Une minorité privilégiée capte à son profit toutes les rentes du pays : ressources naturelles (fer, poisson, pétrole, or, cuivre), commerce national et international, immobilier, élevage et transports sans compter les activités illégales que sont les détournements et trafics en tout genre.

Des dirigeants kleptocrates Cette minorité se compose principalement des proches des pouvoirs qui se sont succédés depuis 1978, surtout sous celui d’Ould Taya, de 1984 à 2005, et celui des militaires putschistes de 2005 et 2008. Tous, pour assurer leur emprise sur le pays, se sont appuyés sur leur tribu et ont vassalisé les autres en permettant à certains de leurs membres de participer au festin, leur accordant privilèges économiques et postes dans l’appareil d’État.

On a ainsi vu des directeurs régionaux de l’éducation nationale analphabètes... Autant dire que pour nombre de fonctionnaires, la seule préoccupation est de détourner tout ce qui passe entre leurs mains.

Les aides internationales constituent également des rentes pour les apparatchiks du régime et ce, bien sûr, au détriment des populations les plus fragiles. L’ONUSIDA a ainsi révélé, en 2009, que le beau-frère du Premier ministre a détourné 1,7 millions de dollars des fonds destinés à la lutte contre le sida et le paludisme.
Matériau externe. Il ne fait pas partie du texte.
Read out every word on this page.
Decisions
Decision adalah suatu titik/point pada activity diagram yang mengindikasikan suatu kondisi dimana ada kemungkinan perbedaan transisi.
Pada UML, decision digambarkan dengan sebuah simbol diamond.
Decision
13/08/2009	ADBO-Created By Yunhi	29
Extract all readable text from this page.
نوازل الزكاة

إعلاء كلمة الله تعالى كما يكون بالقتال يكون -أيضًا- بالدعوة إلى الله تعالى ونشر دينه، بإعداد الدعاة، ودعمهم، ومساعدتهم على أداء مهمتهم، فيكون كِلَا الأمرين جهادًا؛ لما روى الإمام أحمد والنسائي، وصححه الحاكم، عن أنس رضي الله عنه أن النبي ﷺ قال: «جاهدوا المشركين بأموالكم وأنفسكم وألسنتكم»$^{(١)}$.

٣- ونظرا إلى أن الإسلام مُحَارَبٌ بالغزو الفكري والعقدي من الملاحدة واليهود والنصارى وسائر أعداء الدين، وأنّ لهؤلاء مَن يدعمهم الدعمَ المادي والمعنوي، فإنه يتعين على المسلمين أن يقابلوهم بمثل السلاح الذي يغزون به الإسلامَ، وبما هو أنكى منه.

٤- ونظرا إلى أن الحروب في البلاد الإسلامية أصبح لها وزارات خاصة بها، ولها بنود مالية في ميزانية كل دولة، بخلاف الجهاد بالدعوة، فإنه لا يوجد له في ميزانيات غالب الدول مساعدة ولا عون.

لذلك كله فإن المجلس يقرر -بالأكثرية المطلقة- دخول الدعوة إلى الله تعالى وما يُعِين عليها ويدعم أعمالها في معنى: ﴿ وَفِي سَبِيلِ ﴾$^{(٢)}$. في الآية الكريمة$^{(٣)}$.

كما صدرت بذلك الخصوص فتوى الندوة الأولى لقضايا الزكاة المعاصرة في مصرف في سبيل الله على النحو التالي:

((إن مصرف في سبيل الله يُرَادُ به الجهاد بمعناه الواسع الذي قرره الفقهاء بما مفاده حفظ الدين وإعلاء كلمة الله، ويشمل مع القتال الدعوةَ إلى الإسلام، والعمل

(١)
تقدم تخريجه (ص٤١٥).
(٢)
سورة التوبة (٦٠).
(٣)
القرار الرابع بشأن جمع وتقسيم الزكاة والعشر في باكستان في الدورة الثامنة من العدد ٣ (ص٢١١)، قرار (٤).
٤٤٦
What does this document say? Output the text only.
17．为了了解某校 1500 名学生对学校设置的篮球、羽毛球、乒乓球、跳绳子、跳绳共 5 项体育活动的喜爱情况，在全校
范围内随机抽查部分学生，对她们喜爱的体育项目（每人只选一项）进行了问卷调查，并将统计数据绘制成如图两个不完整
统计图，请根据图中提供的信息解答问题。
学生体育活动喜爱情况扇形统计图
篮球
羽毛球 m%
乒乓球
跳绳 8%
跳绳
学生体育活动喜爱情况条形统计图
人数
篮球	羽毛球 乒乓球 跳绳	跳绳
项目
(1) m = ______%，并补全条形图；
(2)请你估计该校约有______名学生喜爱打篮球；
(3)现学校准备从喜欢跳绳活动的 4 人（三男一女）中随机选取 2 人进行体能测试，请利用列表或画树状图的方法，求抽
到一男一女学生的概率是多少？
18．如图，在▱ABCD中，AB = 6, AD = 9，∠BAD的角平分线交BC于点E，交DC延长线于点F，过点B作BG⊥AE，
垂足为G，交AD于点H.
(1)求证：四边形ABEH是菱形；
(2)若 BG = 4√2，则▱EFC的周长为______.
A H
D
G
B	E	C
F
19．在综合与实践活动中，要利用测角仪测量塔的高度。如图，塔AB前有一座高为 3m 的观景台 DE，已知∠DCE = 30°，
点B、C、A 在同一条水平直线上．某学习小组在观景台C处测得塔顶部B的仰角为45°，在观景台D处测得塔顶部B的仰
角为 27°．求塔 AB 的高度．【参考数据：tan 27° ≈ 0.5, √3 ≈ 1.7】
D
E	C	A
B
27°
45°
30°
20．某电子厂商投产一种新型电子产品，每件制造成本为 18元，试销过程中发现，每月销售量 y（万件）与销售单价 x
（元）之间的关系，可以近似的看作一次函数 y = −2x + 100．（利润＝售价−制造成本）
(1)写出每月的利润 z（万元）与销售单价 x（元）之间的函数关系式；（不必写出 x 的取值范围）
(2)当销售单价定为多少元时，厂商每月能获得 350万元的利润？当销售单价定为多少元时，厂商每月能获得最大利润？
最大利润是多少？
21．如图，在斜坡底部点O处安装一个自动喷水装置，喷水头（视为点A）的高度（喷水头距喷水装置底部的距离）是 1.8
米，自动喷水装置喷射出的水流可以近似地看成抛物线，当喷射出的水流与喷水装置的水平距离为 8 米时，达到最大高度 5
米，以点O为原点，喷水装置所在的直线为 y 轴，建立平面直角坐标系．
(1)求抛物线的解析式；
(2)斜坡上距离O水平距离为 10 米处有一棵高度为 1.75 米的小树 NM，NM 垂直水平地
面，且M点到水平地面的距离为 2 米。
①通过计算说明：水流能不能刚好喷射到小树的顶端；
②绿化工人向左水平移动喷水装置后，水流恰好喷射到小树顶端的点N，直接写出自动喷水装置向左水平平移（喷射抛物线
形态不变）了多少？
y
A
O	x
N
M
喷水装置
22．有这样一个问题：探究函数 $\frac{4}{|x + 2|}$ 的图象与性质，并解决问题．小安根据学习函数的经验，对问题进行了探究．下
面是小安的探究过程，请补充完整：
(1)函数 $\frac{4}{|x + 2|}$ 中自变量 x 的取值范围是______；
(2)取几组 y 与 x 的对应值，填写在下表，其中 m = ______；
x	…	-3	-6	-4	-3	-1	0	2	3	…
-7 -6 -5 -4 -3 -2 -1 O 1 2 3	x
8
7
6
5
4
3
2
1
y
Au Mali voisin, une affaire semblable a déclenché un scandale énorme dont les suites judiciaires sont en cours. En Mauritanie, le coupable a démissionné...

Des informateurs relèvent par ailleurs régulièrement que des proches de très hauts responsables, voire certains responsables eux-mêmes, sont impliqués dans tous les trafics : cigarettes, voitures volées, drogue, armes et migrants...

Depuis l’arrivée du général Abdel Aziz à la tête du pays en août 2008, la situation n’a cessé de se dégrader, ce dont témoigne la chute que connaît la Mauritanie dans le classement de l’ONG Transparency International basé sur un indice de perception de la corruption : le pays est passé du 115e rang au 143e, à égalité avec le Pakistan et juste devant la Côte d’Ivoire et Haïti... La situation en matière de droits de l’homme est tout aussi catastrophique. L’esclavage est toujours présent à travers le pays. Cette persistance est entretenue par les passedroits dont bénéficient les notables et plus généralement par l’impunité offerte dans ce genre d’affaires.

Quant à la police, elle est corrompue jusqu’à l’os et pratique souvent la torture, que vous soyez prisonnier de droit commun ou politique (islamiste le plus souvent) ainsi que l’avait dénoncé Amnesty International dans deux rapport en 2008 et 2010. Quant aux libertés publiques, le bilan n’est pas plus brillant comme le démontre la même ONG.

Après le putsch d’août 2008, dirigé par le général Mohamed Ould Abdel Aziz, la junte a arrêté et détenu arbitrairement plusieurs personnes, dont le président renversé, son Premier ministre et un ancien ministre tout en réprimant les manifestations d’opposants au coup d’État.

Impunité et répression, les deux mamelles du régime

De même, les médias sont étroitement contrôlés. La presse écrite est étroitement surveillée par les services de renseignement.

Certains titres leur sont d’ailleurs associés plus ou moins directement. Pour l’audiovisuel, c’est encore plus simple : comme médias nationaux, seuls ceux de l’État sont autorisés.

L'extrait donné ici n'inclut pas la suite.